Marri Cortona, con 'La Piedra del Alma', ha seleccionado piedras semipreciosas asociándolas a los meses de nacimiento para que cada persona refleje su esencia interior o su naturaleza espiritual.
La "Piedra del Alma" sugiere una idea fascinante: que una piedra puede estar intrínsecamente ligada a la persona que la posee, reflejando su esencia interior y su naturaleza espiritual, así como sus cualidades internas más profundas.

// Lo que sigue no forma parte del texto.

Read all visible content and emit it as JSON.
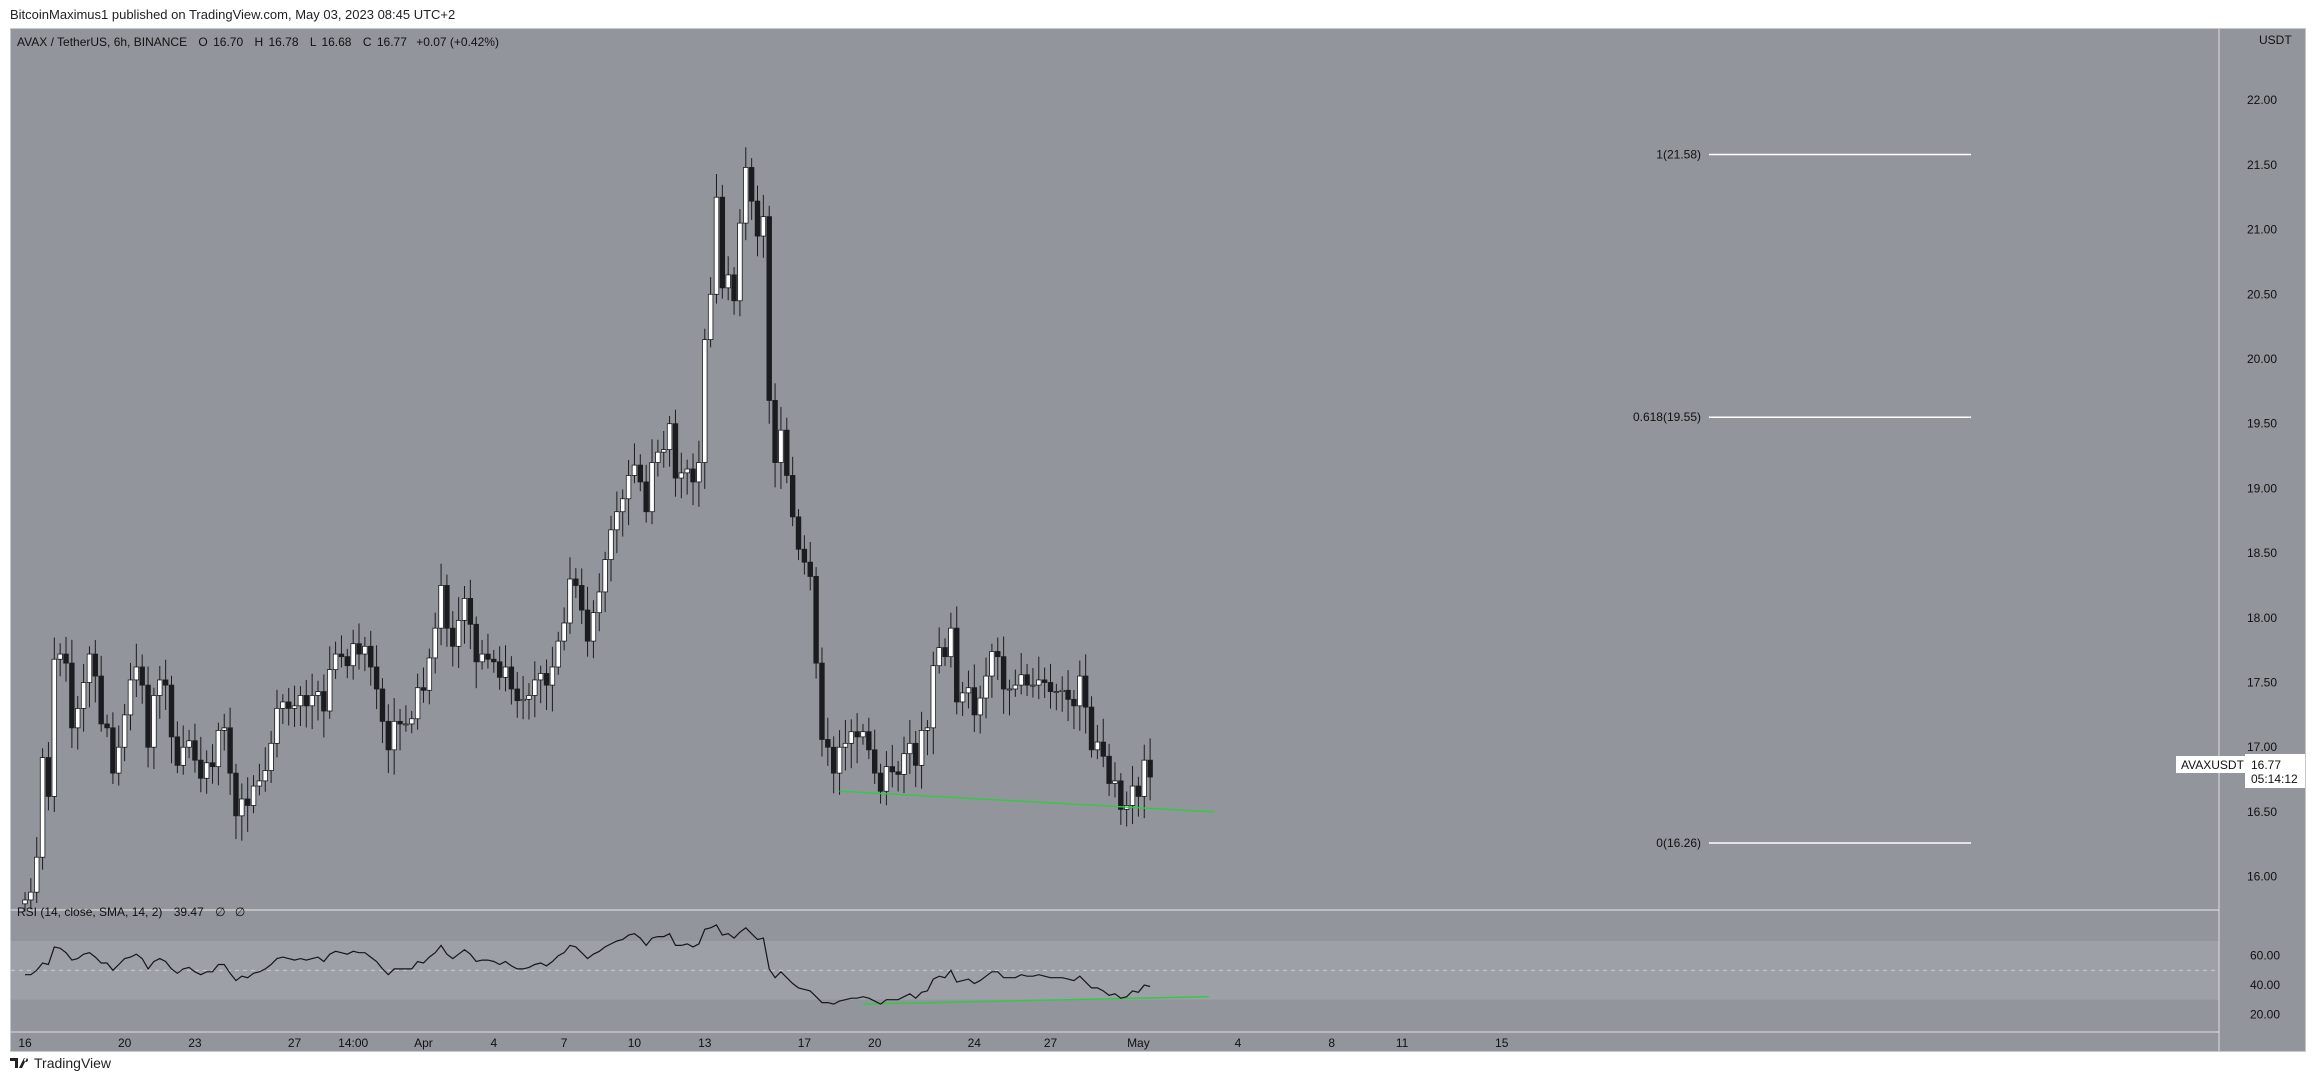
{
  "publisher_line": "BitcoinMaximus1 published on TradingView.com, May 03, 2023 08:45 UTC+2",
  "footer": {
    "brand": "TradingView"
  },
  "header": {
    "symbol": "AVAX / TetherUS, 6h, BINANCE",
    "o_label": "O",
    "o_value": "16.70",
    "h_label": "H",
    "h_value": "16.78",
    "l_label": "L",
    "l_value": "16.68",
    "c_label": "C",
    "c_value": "16.77",
    "change": "+0.07 (+0.42%)",
    "currency": "USDT"
  },
  "price_tag": {
    "symbol": "AVAXUSDT",
    "price": "16.77",
    "countdown": "05:14:12"
  },
  "rsi_header": {
    "text": "RSI (14, close, SMA, 14, 2)",
    "value": "39.47",
    "extra1": "∅",
    "extra2": "∅"
  },
  "colors": {
    "background": "#93959c",
    "up": "#ffffff",
    "down": "#1b1c20",
    "fib": "#ffffff",
    "divergence": "#2ecc40",
    "rsi_band": "#9da0a6"
  },
  "chart_data": [
    {
      "type": "candlestick",
      "title": "AVAX / TetherUS, 6h, BINANCE",
      "ylabel": "USDT",
      "ylim": [
        15.75,
        22.55
      ],
      "y_ticks": [
        "16.00",
        "16.50",
        "17.00",
        "17.50",
        "18.00",
        "18.50",
        "19.00",
        "19.50",
        "20.00",
        "20.50",
        "21.00",
        "21.50",
        "22.00"
      ],
      "x_ticks": [
        "16",
        "20",
        "23",
        "27",
        "14:00",
        "Apr",
        "4",
        "7",
        "10",
        "13",
        "17",
        "20",
        "24",
        "27",
        "May",
        "4",
        "8",
        "11",
        "15"
      ],
      "fib_levels": [
        {
          "label": "1(21.58)",
          "value": 21.58
        },
        {
          "label": "0.618(19.55)",
          "value": 19.55
        },
        {
          "label": "0(16.26)",
          "value": 16.26
        }
      ],
      "divergence_line": {
        "from": [
          139,
          16.66
        ],
        "to": [
          203,
          16.5
        ]
      },
      "series": [
        {
          "close": [
            15.82,
            15.88,
            16.15,
            16.92,
            16.62,
            17.68,
            17.72,
            17.65,
            17.15,
            17.3,
            17.5,
            17.72,
            17.55,
            17.18,
            17.15,
            16.8,
            17.0,
            17.25,
            17.52,
            17.62,
            17.48,
            17.0,
            17.4,
            17.52,
            17.48,
            17.08,
            16.86,
            17.0,
            17.05,
            16.9,
            16.76,
            16.88,
            16.85,
            17.13,
            17.15,
            16.8,
            16.47,
            16.6,
            16.55,
            16.7,
            16.74,
            16.82,
            17.03,
            17.3,
            17.35,
            17.3,
            17.32,
            17.4,
            17.32,
            17.4,
            17.43,
            17.28,
            17.6,
            17.72,
            17.7,
            17.63,
            17.8,
            17.72,
            17.78,
            17.62,
            17.45,
            17.2,
            16.98,
            17.2,
            17.18,
            17.18,
            17.22,
            17.46,
            17.44,
            17.69,
            17.92,
            18.25,
            17.92,
            17.78,
            17.98,
            18.15,
            17.95,
            17.66,
            17.72,
            17.68,
            17.66,
            17.54,
            17.62,
            17.45,
            17.36,
            17.37,
            17.4,
            17.52,
            17.57,
            17.48,
            17.62,
            17.82,
            17.96,
            18.3,
            18.25,
            18.06,
            17.82,
            18.04,
            18.2,
            18.45,
            18.68,
            18.82,
            18.92,
            19.1,
            19.18,
            19.05,
            18.82,
            19.2,
            19.28,
            19.3,
            19.5,
            19.08,
            19.12,
            19.15,
            19.05,
            19.2,
            20.15,
            20.5,
            21.25,
            20.55,
            20.65,
            20.45,
            21.05,
            21.48,
            21.22,
            20.95,
            21.1,
            19.68,
            19.2,
            19.45,
            19.1,
            18.78,
            18.53,
            18.43,
            18.32,
            17.65,
            17.06,
            17.0,
            16.8,
            17.0,
            17.03,
            17.12,
            17.08,
            17.12,
            16.98,
            16.8,
            16.66,
            16.85,
            16.81,
            16.79,
            16.95,
            17.03,
            16.86,
            17.13,
            17.15,
            17.63,
            17.77,
            17.7,
            17.92,
            17.35,
            17.42,
            17.46,
            17.25,
            17.38,
            17.55,
            17.74,
            17.7,
            17.45,
            17.45,
            17.48,
            17.56,
            17.48,
            17.48,
            17.52,
            17.5,
            17.43,
            17.43,
            17.44,
            17.37,
            17.32,
            17.55,
            17.31,
            16.98,
            17.04,
            16.93,
            16.72,
            16.74,
            16.52,
            16.55,
            16.7,
            16.62,
            16.9,
            16.77
          ]
        },
        {
          "name": "RSI",
          "values": [
            47,
            47,
            50,
            55,
            54,
            66,
            65,
            62,
            57,
            58,
            61,
            62,
            59,
            55,
            55,
            50,
            54,
            58,
            59,
            61,
            58,
            51,
            56,
            58,
            56,
            51,
            48,
            51,
            52,
            49,
            47,
            49,
            49,
            54,
            54,
            48,
            43,
            46,
            45,
            48,
            49,
            51,
            54,
            58,
            59,
            58,
            57,
            58,
            57,
            58,
            59,
            56,
            61,
            63,
            62,
            61,
            63,
            62,
            62,
            59,
            56,
            51,
            47,
            51,
            51,
            51,
            51,
            56,
            55,
            59,
            62,
            67,
            61,
            58,
            61,
            64,
            61,
            56,
            57,
            57,
            56,
            54,
            56,
            53,
            51,
            51,
            52,
            54,
            55,
            53,
            56,
            60,
            62,
            67,
            66,
            62,
            58,
            61,
            63,
            66,
            68,
            70,
            71,
            74,
            75,
            72,
            67,
            72,
            73,
            73,
            75,
            67,
            67,
            68,
            66,
            68,
            78,
            79,
            81,
            74,
            75,
            72,
            76,
            79,
            75,
            71,
            72,
            51,
            45,
            49,
            45,
            41,
            38,
            37,
            36,
            32,
            28,
            28,
            27,
            29,
            30,
            31,
            31,
            32,
            31,
            29,
            27,
            30,
            30,
            30,
            32,
            34,
            31,
            35,
            36,
            44,
            46,
            45,
            50,
            42,
            43,
            44,
            41,
            43,
            46,
            49,
            49,
            45,
            45,
            45,
            47,
            46,
            46,
            47,
            46,
            45,
            45,
            45,
            44,
            43,
            46,
            42,
            38,
            38,
            36,
            33,
            34,
            31,
            32,
            36,
            35,
            40,
            39
          ]
        }
      ]
    }
  ]
}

La metáfora de la preciosidad de las piedras que son moldeadas y transformadas por la presión y el calor de la tierra ofrece un paralelo interesante con el camino personal de crecimiento y transformación individual. Las experiencias y los desafíos de la vida pueden moldear y dar forma a nuestras personalidades, haciéndonos emerger más fuertes y más luminosos.
Al mismo tiempo, la "Piedra del Alma" puede ser vista como un amuleto que lleva consigo el poder y la energía de la persona que la lleva. Como una especie de talismán, puede ofrecer protección y consuelo en los desafíos de la vida cotidiana, llevando consigo el poder y la energía de la persona que la lleva, metáfora de la belleza interior y la pureza del alma.
La "Piedra del Alma" es, por lo tanto, más que un simple adorno, es un símbolo de profunda conexión con el mundo natural y de comprensión de la propia esencia más auténtica.
Llevarla no es solo una cuestión de estilo, sino una forma de honrar la propia singularidad y de permanecer conectado con la belleza y la pureza del alma.
Desde el 1400 a.C., los colores de las piedras han celebrado y realzado las cualidades únicas de quienes las llevan.
En 1952, la National Association of Jewelers americana clasificó los colores asociados a cada mes de nacimiento, permitiendo a cada uno encontrar una piedra especial que refleje su propia esencia.